Lucas123 writes "SanDisk, Nikon and Sony are jointly developing a new Compact Flash card specification for the professional photography and video markets that boosts data transfer rates from 167MB/sec with today's 6.0 specification to 500MB/sec. The newly proposed specification would also offer up cards with a theoretical maximum capacity of 2TB, which would be conducive to recording high-definition video."

2 of 98 comments (clear)

  1. Re:Specification by fuzzyfuzzyfungus · · Score: 4, Interesting

    On the other hand, the "reader" should be as simple as a mechanical adapter for your Expresscard slot or some sort of PCIe card+extender cable for your desktop, since both options already provide a native PCIe lane, and at least the former is definitely hot-pluggable and the latter might well be...
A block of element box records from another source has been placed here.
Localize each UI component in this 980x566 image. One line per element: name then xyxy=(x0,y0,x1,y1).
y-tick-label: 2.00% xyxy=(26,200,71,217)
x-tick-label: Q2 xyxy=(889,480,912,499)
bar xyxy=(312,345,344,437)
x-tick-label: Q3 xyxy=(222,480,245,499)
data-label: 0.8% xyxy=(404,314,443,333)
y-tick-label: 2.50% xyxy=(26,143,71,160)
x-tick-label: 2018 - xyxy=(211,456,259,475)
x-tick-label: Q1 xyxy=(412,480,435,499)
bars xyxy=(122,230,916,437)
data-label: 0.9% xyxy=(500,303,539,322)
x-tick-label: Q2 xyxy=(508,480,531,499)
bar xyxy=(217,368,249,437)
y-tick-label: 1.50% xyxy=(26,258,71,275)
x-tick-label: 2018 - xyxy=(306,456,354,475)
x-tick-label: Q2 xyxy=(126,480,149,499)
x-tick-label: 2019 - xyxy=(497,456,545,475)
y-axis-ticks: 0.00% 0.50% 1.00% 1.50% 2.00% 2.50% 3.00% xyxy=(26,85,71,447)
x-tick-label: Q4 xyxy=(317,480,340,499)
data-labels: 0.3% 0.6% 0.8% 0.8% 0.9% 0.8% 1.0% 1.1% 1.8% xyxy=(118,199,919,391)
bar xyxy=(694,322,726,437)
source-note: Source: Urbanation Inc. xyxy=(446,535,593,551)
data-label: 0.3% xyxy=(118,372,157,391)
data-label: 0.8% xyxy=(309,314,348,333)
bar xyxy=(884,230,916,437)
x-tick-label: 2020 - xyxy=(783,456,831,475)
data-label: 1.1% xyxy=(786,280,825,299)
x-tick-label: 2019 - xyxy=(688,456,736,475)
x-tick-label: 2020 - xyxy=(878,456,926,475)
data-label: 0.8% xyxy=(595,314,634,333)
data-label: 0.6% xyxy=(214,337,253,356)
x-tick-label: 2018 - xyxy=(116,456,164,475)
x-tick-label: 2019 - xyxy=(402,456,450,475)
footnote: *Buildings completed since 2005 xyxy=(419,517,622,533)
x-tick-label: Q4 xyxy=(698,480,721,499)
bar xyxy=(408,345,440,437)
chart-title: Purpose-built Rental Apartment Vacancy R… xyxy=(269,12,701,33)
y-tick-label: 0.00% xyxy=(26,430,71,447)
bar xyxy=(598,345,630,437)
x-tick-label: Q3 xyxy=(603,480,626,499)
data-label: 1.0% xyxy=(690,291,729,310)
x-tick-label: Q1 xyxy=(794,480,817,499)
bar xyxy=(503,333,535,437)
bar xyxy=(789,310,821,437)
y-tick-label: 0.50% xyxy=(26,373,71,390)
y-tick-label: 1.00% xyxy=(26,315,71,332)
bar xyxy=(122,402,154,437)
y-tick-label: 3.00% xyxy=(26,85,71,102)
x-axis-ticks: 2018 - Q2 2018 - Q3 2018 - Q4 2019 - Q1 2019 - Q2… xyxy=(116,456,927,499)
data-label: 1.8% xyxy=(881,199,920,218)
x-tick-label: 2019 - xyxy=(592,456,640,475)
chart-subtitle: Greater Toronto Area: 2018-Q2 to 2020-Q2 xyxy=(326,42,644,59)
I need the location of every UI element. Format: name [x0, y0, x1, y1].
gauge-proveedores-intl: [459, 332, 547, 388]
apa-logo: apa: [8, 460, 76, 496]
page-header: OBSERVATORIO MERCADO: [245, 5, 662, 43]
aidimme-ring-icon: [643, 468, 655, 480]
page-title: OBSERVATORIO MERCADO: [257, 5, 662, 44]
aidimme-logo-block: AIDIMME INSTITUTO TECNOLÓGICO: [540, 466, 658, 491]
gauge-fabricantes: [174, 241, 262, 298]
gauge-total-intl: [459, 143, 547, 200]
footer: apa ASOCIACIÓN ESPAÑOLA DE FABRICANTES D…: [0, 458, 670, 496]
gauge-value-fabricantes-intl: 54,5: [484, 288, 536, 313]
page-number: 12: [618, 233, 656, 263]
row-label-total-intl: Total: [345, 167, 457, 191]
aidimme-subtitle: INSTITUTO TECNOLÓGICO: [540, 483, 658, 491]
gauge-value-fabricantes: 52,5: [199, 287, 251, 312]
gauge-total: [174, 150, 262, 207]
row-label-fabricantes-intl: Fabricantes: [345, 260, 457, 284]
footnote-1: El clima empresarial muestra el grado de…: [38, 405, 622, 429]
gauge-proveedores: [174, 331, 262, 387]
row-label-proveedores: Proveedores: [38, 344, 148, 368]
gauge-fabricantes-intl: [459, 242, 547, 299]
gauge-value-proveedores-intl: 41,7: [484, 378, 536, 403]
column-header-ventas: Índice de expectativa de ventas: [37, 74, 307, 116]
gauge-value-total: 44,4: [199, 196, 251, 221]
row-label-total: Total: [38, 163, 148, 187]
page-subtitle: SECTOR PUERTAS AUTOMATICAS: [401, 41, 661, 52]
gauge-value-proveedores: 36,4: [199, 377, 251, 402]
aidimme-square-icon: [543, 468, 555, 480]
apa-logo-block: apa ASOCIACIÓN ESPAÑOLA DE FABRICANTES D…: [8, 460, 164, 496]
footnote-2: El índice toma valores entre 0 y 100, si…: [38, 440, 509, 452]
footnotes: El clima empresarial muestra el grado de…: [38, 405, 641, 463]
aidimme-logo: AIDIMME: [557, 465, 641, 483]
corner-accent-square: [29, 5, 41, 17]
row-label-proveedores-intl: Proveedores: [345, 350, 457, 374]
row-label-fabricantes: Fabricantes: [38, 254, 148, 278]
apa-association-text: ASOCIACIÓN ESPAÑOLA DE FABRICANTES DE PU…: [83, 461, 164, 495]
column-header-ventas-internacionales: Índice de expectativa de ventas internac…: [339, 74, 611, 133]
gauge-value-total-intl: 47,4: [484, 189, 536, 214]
    Technically, CF cards were in a similar position vs. IDE; but since IDE freaked out and dropped its marbles if you tried to hot-plug something, this was really only useful for building cheap, small, low-end SSDs for x86 embedded devices(a fair few embedded motherboards actually came with CF slots directly, replacing one of the IDE slots, to save you the trouble of the pin adapter. Super useful when building firewalls and stuff that needed more punch or professionalism than a hacked WRT-54G; but didn't want a bunch of spinning disks sucking power just to store less than 128MB of M0n0wall...)

  2. What happened to CFast? by Deathlizard · · Score: 4, Interesting

    I thought CompactFlash was moving over to SATA soon in the form of CFast. I know PCI-E would result it more robust IO devices but we already have a standard for that in ExpressCard.